“I should have been a dustman.” said Barry, as he floated listlessly in the pool.
“What? Why would you want to do that?” Geoff sounded amused and surprised, and actually interested in the words coming out of Barry’s mouth for the first time in months.
“My dad was a dustman. It’s decent money, enough to live on. You spend most of your time outdoors, and you get lots of exercise. It’s healthy.” Barry’s lilo was floating in a slow circle as he talked.
Geoff put his drink down, leaned forward in his seat by the side of the pool. He shifted his shades up onto the top of his head. “Healthy? You’re covered in filth all day!”
“Ah, but that’s the best bit,” said Geoff “by the time you finish work, you stink, and it doesn’t come off. My dad used to take a shower as soon as he got home, and another before bed, and again in the morning. He never stopped stinking of it. Even after he retired, the smell hung around for a month.”
Geoff’s eyebrows knotted. “That’s a good thing?”
Barry looked at him, a wistful, dreamy expression on his face. “People leave you alone” he said.
It had started when that superhero movie used Date Night on the soundtrack. Their one mega sized hit, the song that had paid Barry’s mortgage and child support for the last dozen years, back in the charts and back in people’s consciousness. After a decade of playing in toilets they were relevant again.
Their management had called a meeting, and dropped the bomb: John had been in touch. He wanted to be in the band again.
Barry had been dead against it at first. So what if John was a superstar now? So what if it was his voice singing Date Night, his cheekbones in the video? Barry wrote the damn thing. They’d kicked him out for a reason. But when he heard that John had been through rehab, that he was seeing a therapist now, Barry had relented, and agreed to a meeting. Geoff, as ever, was happy to go with the flow. Only Jerry held out, and understandably; he was the frontman now. Why should he even consider stepping back to just playing guitar now, just because John wanted his old spot back? He said he’d rather be a cult star than a millionaire sidekick.
Barry and Geoff had met with John without Jerry.
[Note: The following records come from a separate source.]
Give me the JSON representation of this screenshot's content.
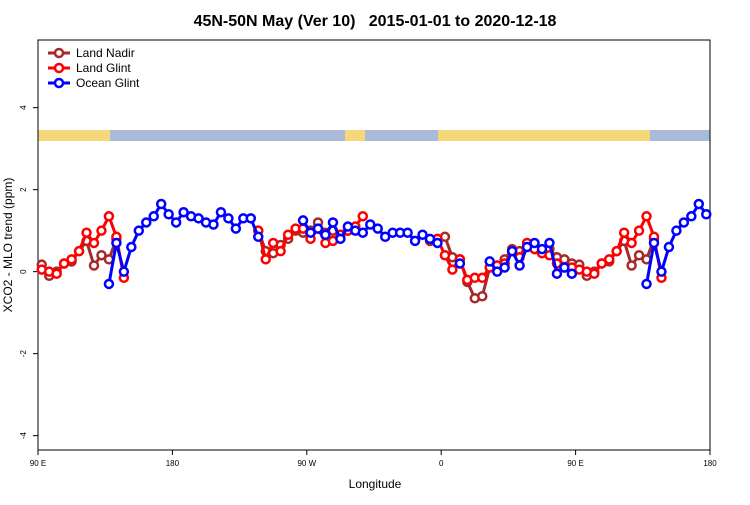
{
  "chart_data": {
    "type": "line",
    "title": "45N-50N May (Ver 10)   2015-01-01 to 2020-12-18",
    "xlabel": "Longitude",
    "ylabel": "XCO2 - MLO trend (ppm)",
    "legend": "top-left",
    "xlim": [
      90,
      540
    ],
    "ylim": [
      -4.35,
      5.65
    ],
    "xticks": [
      {
        "value": 90,
        "label": "90 E"
      },
      180,
      {
        "value": 270,
        "label": "90 W"
      },
      {
        "value": 360,
        "label": "0"
      },
      {
        "value": 450,
        "label": "90 E"
      },
      {
        "value": 540,
        "label": "180"
      }
    ],
    "yticks": [
      4,
      2,
      0,
      -2,
      -4
    ],
    "x": [
      92.5,
      97.5,
      102.5,
      107.5,
      112.5,
      117.5,
      122.5,
      127.5,
      132.5,
      137.5,
      142.5,
      147.5,
      152.5,
      157.5,
      162.5,
      167.5,
      172.5,
      177.5,
      182.5,
      187.5,
      192.5,
      197.5,
      202.5,
      207.5,
      212.5,
      217.5,
      222.5,
      227.5,
      232.5,
      237.5,
      242.5,
      247.5,
      252.5,
      257.5,
      262.5,
      267.5,
      272.5,
      277.5,
      282.5,
      287.5,
      292.5,
      297.5,
      302.5,
      307.5,
      312.5,
      317.5,
      322.5,
      327.5,
      332.5,
      337.5,
      342.5,
      347.5,
      352.5,
      357.5,
      362.5,
      367.5,
      372.5,
      377.5,
      382.5,
      387.5,
      392.5,
      397.5,
      402.5,
      407.5,
      412.5,
      417.5,
      422.5,
      427.5,
      432.5,
      437.5,
      442.5,
      447.5,
      452.5,
      457.5,
      462.5,
      467.5,
      472.5,
      477.5,
      482.5,
      487.5,
      492.5,
      497.5,
      502.5,
      507.5,
      512.5,
      517.5,
      522.5,
      527.5,
      532.5,
      537.5
    ],
    "series": [
      {
        "name": "Land Nadir",
        "color": "#a52a2a",
        "values": [
          0.17,
          -0.1,
          0,
          0.2,
          0.25,
          0.5,
          0.75,
          0.15,
          0.4,
          0.3,
          0.8,
          null,
          null,
          null,
          null,
          null,
          null,
          null,
          null,
          null,
          null,
          null,
          null,
          null,
          null,
          null,
          null,
          null,
          null,
          1.0,
          0.5,
          0.45,
          0.65,
          0.8,
          1.0,
          0.95,
          1.0,
          1.2,
          0.95,
          1.0,
          0.9,
          1.0,
          null,
          null,
          null,
          null,
          null,
          null,
          null,
          null,
          null,
          null,
          0.75,
          0.8,
          0.85,
          0.35,
          0.3,
          -0.25,
          -0.65,
          -0.6,
          0.1,
          0.15,
          0.3,
          0.55,
          0.5,
          0.65,
          0.55,
          0.5,
          0.55,
          0.35,
          0.3,
          0.2,
          0.17,
          -0.1,
          0,
          0.2,
          0.25,
          0.5,
          0.75,
          0.15,
          0.4,
          0.3,
          0.8,
          null,
          null,
          null,
          null,
          null,
          null,
          null
        ]
      },
      {
        "name": "Land Glint",
        "color": "#ff0000",
        "values": [
          0.05,
          0,
          -0.05,
          0.2,
          0.3,
          0.5,
          0.95,
          0.7,
          1.0,
          1.35,
          0.85,
          -0.15,
          null,
          null,
          null,
          null,
          null,
          null,
          null,
          null,
          null,
          null,
          null,
          null,
          null,
          null,
          null,
          null,
          null,
          1.0,
          0.3,
          0.7,
          0.5,
          0.9,
          1.05,
          1.05,
          0.8,
          1.05,
          0.7,
          0.75,
          0.9,
          1.0,
          1.1,
          1.35,
          null,
          null,
          null,
          null,
          null,
          null,
          null,
          null,
          null,
          0.8,
          0.4,
          0.05,
          0.3,
          -0.2,
          -0.15,
          -0.15,
          0.1,
          0.15,
          0.2,
          0.5,
          0.35,
          0.7,
          0.55,
          0.45,
          0.4,
          0.2,
          0.1,
          0.1,
          0.05,
          0,
          -0.05,
          0.2,
          0.3,
          0.5,
          0.95,
          0.7,
          1.0,
          1.35,
          0.85,
          -0.15,
          null,
          null,
          null,
          null,
          null,
          null
        ]
      },
      {
        "name": "Ocean Glint",
        "color": "#0000ff",
        "values": [
          null,
          null,
          null,
          null,
          null,
          null,
          null,
          null,
          null,
          -0.3,
          0.7,
          0,
          0.6,
          1.0,
          1.2,
          1.35,
          1.65,
          1.4,
          1.2,
          1.45,
          1.35,
          1.3,
          1.2,
          1.15,
          1.45,
          1.3,
          1.05,
          1.3,
          1.3,
          0.85,
          null,
          null,
          null,
          null,
          null,
          1.25,
          0.95,
          1.05,
          0.9,
          1.2,
          0.8,
          1.1,
          1.0,
          0.95,
          1.15,
          1.05,
          0.85,
          0.95,
          0.95,
          0.95,
          0.75,
          0.9,
          0.8,
          0.7,
          null,
          null,
          0.2,
          null,
          null,
          null,
          0.25,
          0,
          0.1,
          0.5,
          0.15,
          0.6,
          0.7,
          0.55,
          0.7,
          -0.05,
          0.1,
          -0.05,
          null,
          null,
          null,
          null,
          null,
          null,
          null,
          null,
          null,
          -0.3,
          0.7,
          0,
          0.6,
          1.0,
          1.2,
          1.35,
          1.65,
          1.4
        ]
      }
    ]
  }
}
And now here they were, in South America, on the second leg of a world tour, playing stadiums. The best session guitarist in the world playing Jerry’s parts. John up in his room, meditating. Geoff and Barry down at the pool, alone together for the first time in what couldn’t be, but felt like a whole year, and that was only because it was 5 in the morning. Jet lag serving a positive purpose for once.
Barry hadn’t written a song since this all began, and now the record company was getting antsy, wanting a new album to cement the comeback. But when was he supposed to write? Every second of every minute of every hour of every day was taken up with work now. Sure, it looked like fun; the TV appearances, the photoshoots, premiers and parties and pretty people everywhere… But it was all work. Their office was nicer than most, but just as much of a grind in the end. It was all getting a bit much for Barry.
Geoff had lost interest, was laid back in his recliner, nose in the latest issue of Modern Drummer (an irregular publication), slurping loudly on a straw nestled amongst umbrellas and fruit in a dayglo drink. Barry kept drifting in his sad circle, toes trailing in the water, his own glass long empty.
“I wonder what Jerry’s up to” he said, to nobody.